According to the logic of the construction of the poem “To whom it is good to live in Russia”, then follows, as it were, hersecond part , entitled"Peasant Woman" and having its own"Prologue" and their chapters. The peasants, having lost faith in finding a happy man among the peasants, decide to turn to the women. There is no need to retell what and how much "happiness" they find in the share of women, peasants. All this is expressed with such a depth of penetration into the suffering woman's soul, with such an abundance of details of the fate, slowly told by a peasant woman, respectfully referred to as "Matryona Timofeevna, she is a governor", that at times it touches to tears, then it makes you clench your fists with anger. She was happy one of her first women's nights, but when was that!

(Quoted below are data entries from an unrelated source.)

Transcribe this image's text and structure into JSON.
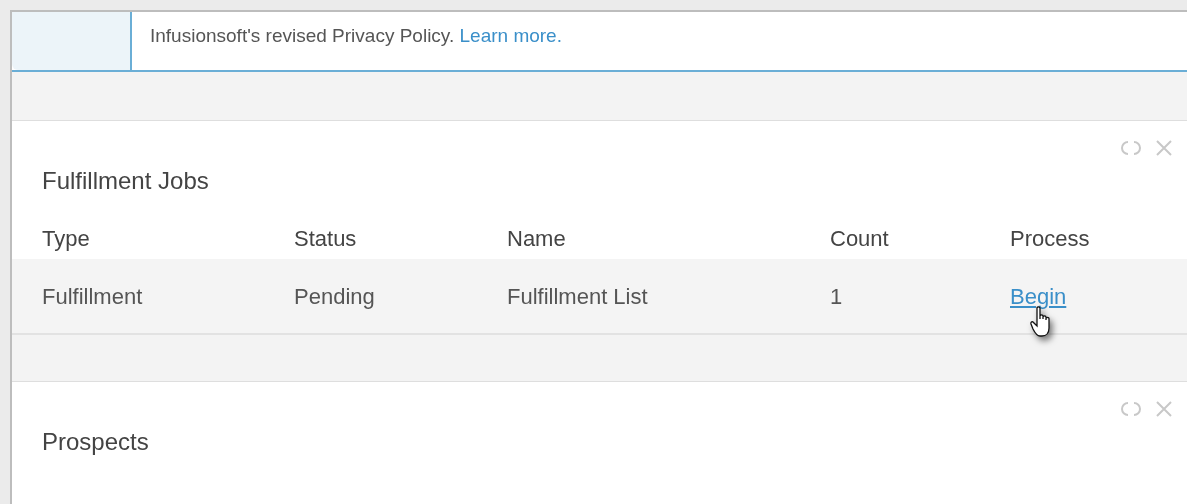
{
  "notice": {
    "text": "Infusionsoft's revised Privacy Policy.",
    "link": "Learn more."
  },
  "panels": [
    {
      "title": "Fulfillment Jobs",
      "columns": [
        "Type",
        "Status",
        "Name",
        "Count",
        "Process"
      ],
      "rows": [
        {
          "cells": [
            "Fulfillment",
            "Pending",
            "Fulfillment List",
            "1"
          ],
          "action": "Begin",
          "hovered": true
        }
      ]
    },
    {
      "title": "Prospects"
    }
  ]
}
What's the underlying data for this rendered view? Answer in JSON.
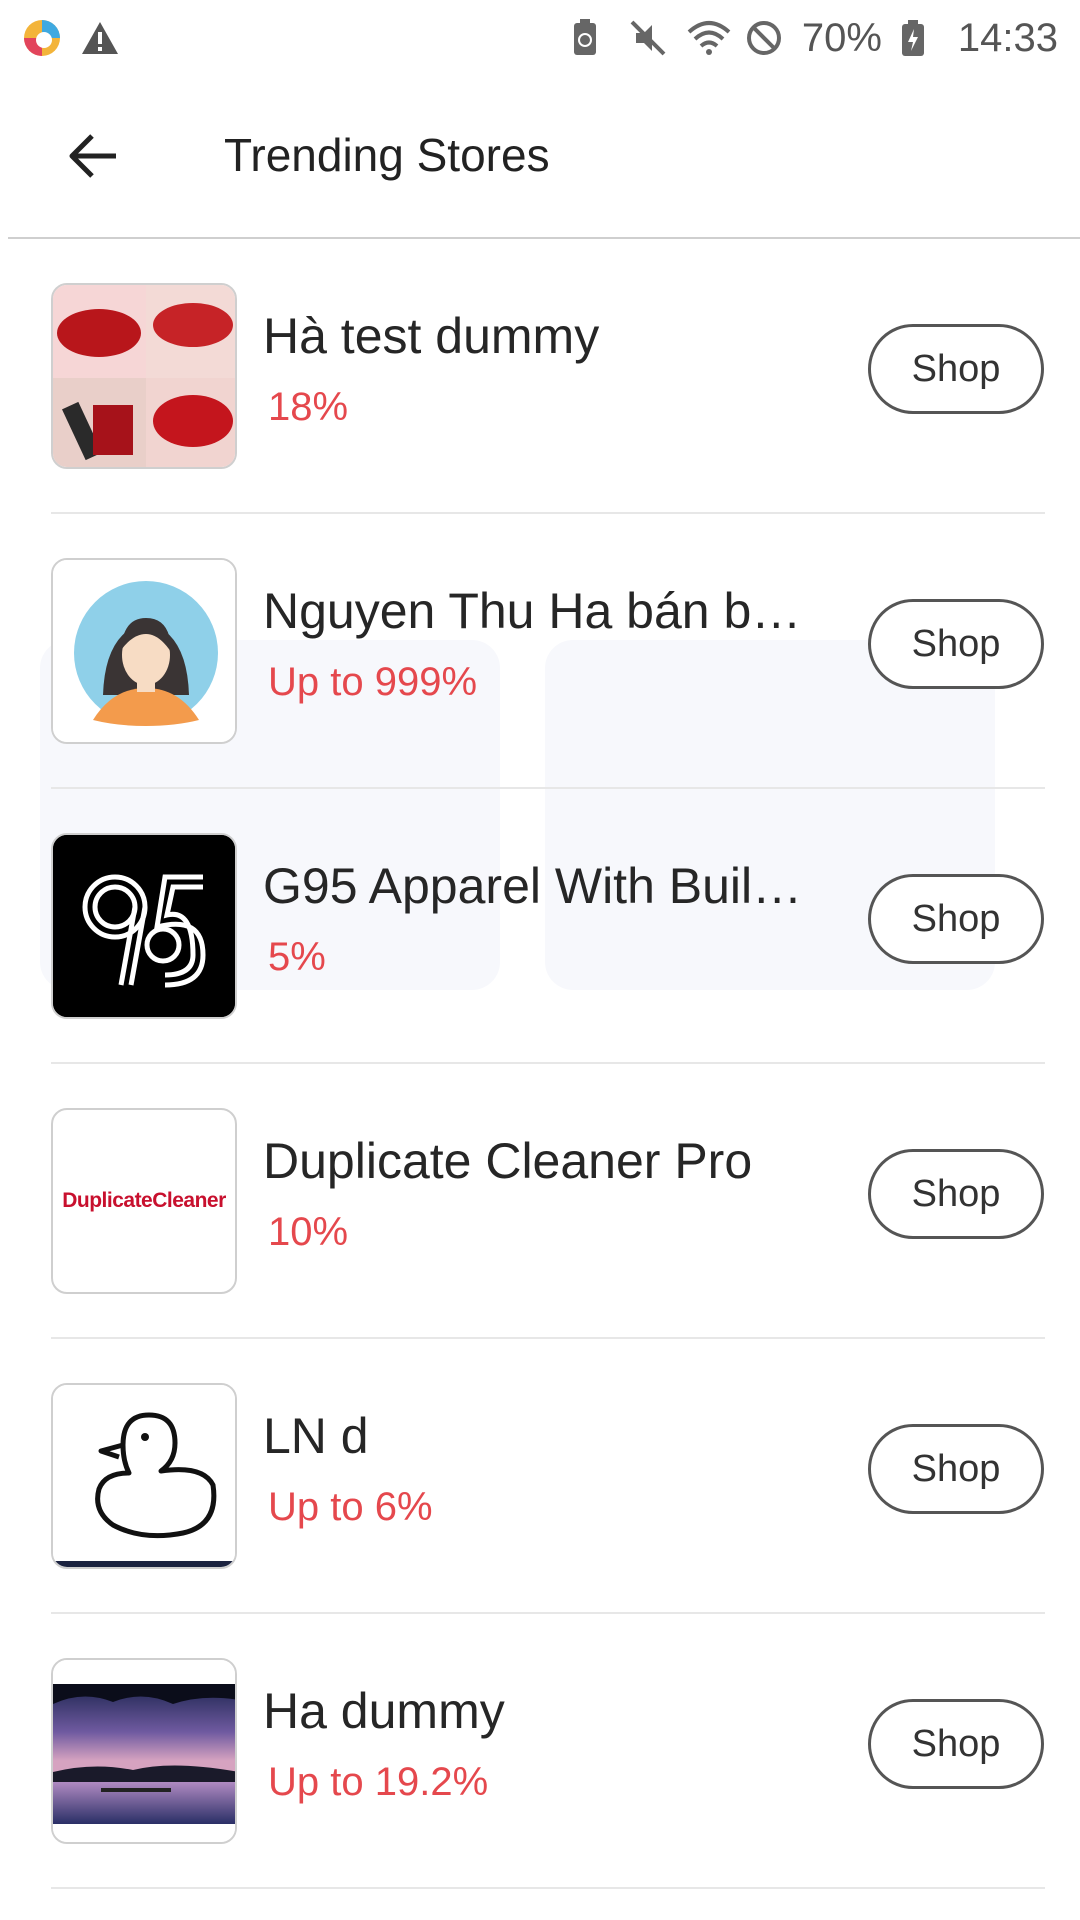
{
  "status_bar": {
    "battery_percent": "70%",
    "time": "14:33"
  },
  "header": {
    "title": "Trending Stores"
  },
  "stores": [
    {
      "name": "Hà test dummy",
      "cashback": "18%",
      "shop_label": "Shop",
      "icon": "lips-photo-icon"
    },
    {
      "name": "Nguyen Thu Ha bán b…",
      "cashback": "Up to 999%",
      "shop_label": "Shop",
      "icon": "avatar-woman-icon"
    },
    {
      "name": "G95 Apparel With Buil…",
      "cashback": "5%",
      "shop_label": "Shop",
      "icon": "g95-logo-icon"
    },
    {
      "name": "Duplicate Cleaner Pro",
      "cashback": "10%",
      "shop_label": "Shop",
      "icon": "duplicate-cleaner-logo"
    },
    {
      "name": "LN d",
      "cashback": "Up to 6%",
      "shop_label": "Shop",
      "icon": "duck-icon"
    },
    {
      "name": "Ha dummy",
      "cashback": "Up to 19.2%",
      "shop_label": "Shop",
      "icon": "lake-sunset-photo-icon"
    }
  ],
  "logos": {
    "duplicate_cleaner_text": "DuplicateCleaner"
  },
  "colors": {
    "accent_red": "#e5484d",
    "divider": "#e7e7e7",
    "button_border": "#555555"
  }
}
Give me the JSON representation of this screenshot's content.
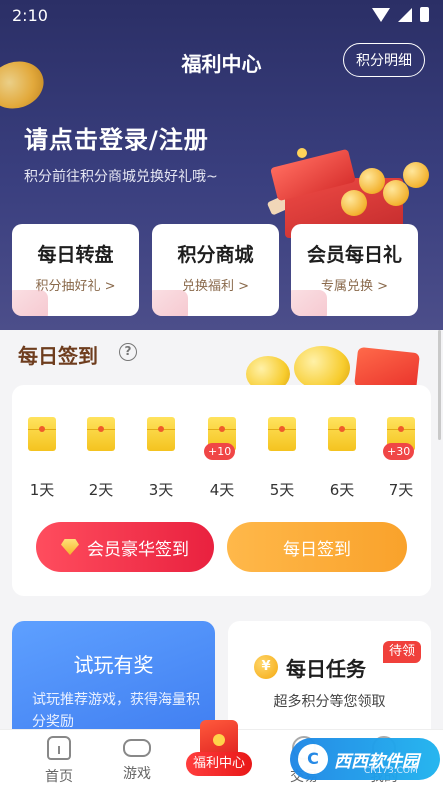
{
  "status_bar": {
    "time": "2:10"
  },
  "header": {
    "title": "福利中心",
    "points_detail_label": "积分明细"
  },
  "login": {
    "title": "请点击登录/注册",
    "subtitle": "积分前往积分商城兑换好礼哦~"
  },
  "features": [
    {
      "title": "每日转盘",
      "subtitle": "积分抽好礼 >"
    },
    {
      "title": "积分商城",
      "subtitle": "兑换福利 >"
    },
    {
      "title": "会员每日礼",
      "subtitle": "专属兑换 >"
    }
  ],
  "daily_signin": {
    "heading": "每日签到",
    "help_glyph": "?",
    "days": [
      {
        "label": "1天",
        "bonus": ""
      },
      {
        "label": "2天",
        "bonus": ""
      },
      {
        "label": "3天",
        "bonus": ""
      },
      {
        "label": "4天",
        "bonus": "+10"
      },
      {
        "label": "5天",
        "bonus": ""
      },
      {
        "label": "6天",
        "bonus": ""
      },
      {
        "label": "7天",
        "bonus": "+30"
      }
    ],
    "vip_button_label": "会员豪华签到",
    "daily_button_label": "每日签到"
  },
  "trial_card": {
    "title": "试玩有奖",
    "description": "试玩推荐游戏，获得海量积分奖励"
  },
  "task_card": {
    "coin_glyph": "¥",
    "title": "每日任务",
    "description": "超多积分等您领取",
    "badge": "待领"
  },
  "bottom_nav": {
    "items": [
      {
        "label": "首页",
        "icon": "home-icon"
      },
      {
        "label": "游戏",
        "icon": "gamepad-icon"
      },
      {
        "label": "福利中心",
        "icon": "red-envelope-icon"
      },
      {
        "label": "交易",
        "icon": "trade-icon"
      },
      {
        "label": "我的",
        "icon": "user-icon"
      }
    ]
  },
  "watermark": {
    "logo": "C",
    "text": "西西软件园",
    "url": "CR173.COM"
  },
  "colors": {
    "hero_bg": "#2b2f66",
    "accent_red": "#e9213f",
    "accent_orange": "#f9a22b",
    "trial_blue": "#3e7cf0",
    "heading_brown": "#6e3d1e"
  }
}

Songs created by the author on a folk basis are woven into the narrative, as if sewn on the canvas of a Russian folk song (Chapter 2. "Songs" ). There, the wanderers sing with Matryona in turn, and the peasant woman herself, recalling the past.

My disgusting husband

Rises:

For a silk whip

Accepted.

choir

The whip whistled

Blood splattered...

Oh! leli! leli!

Blood splattered...

To match the song was the married life of a peasant woman. Only her grandfather, Saveliy, took pity on her and consoled her. “There was also a lucky man,” recalls Matryona.

A separate chapter of the poem "To whom it is good to live in Russia" is dedicated to this powerful Russian man -"Savelius, Holy Russian hero" . The title of the chapter speaks of its style and content. The branded, former convict, heroic build, the old man speaks little, but aptly. “To not endure is an abyss, to endure is an abyss,” are his favorite words. The old man buried alive in the ground for the atrocities against the peasants of the German Vogel, the master's manager. The image of Saveliy is collective:

Do you think, Matryonushka,

The man is not a hero?

And his life is not military,

And death is not written for him

In battle - a hero!

Hands twisted with chains

Legs forged with iron

Back ... dense forests

Passed on it - broke.

And the chest? Elijah the prophet

On it rattles-rides

On a chariot of fire...

The hero suffers everything!

Chapter"Dyomushka" the worst thing happens: the son of Matryona, left at home unattended, is eaten by pigs. But this is not enough: the mother was accused of murder, and the police opened the child in front of her eyes. And it’s even worse that Saveliy the Bogatyr himself, a deep old man who fell asleep and overlooked the baby, was innocently guilty of the death of his beloved grandson, who awakened the suffering soul of his grandfather.

In chapter V - "She-wolf" - the peasant woman forgives the old man and endures everything that is left for her in life. Chasing after the she-wolf who carried away the sheep, Matryona's son Fedotka the shepherd pity the beast: the hungry, powerless, with swollen nipples mother of the wolf cubs sits down in front of him on the grass, suffers beatings, and the little boy leaves her the sheep, already dead. Matryona accepts punishment for him and lays down under the whip.

After this episode, Matryona's song lamentations on a gray stone above the river, when she, an orphan, calls a father, then a mother for help and comfort, complete the story and create a transition to a new year of disasters -Chapter VI "A Difficult Year" . Hungry, “Looks like kids / I was like her,” Matryona recalls the she-wolf. Her husband is shaved into the soldiers without a term and out of turn, she remains with her children in the hostile family of her husband - a "parasite", without protection and help. The life of a soldier is a special topic, revealed in detail. Soldiers flog her son with rods in the square - you can’t even understand why.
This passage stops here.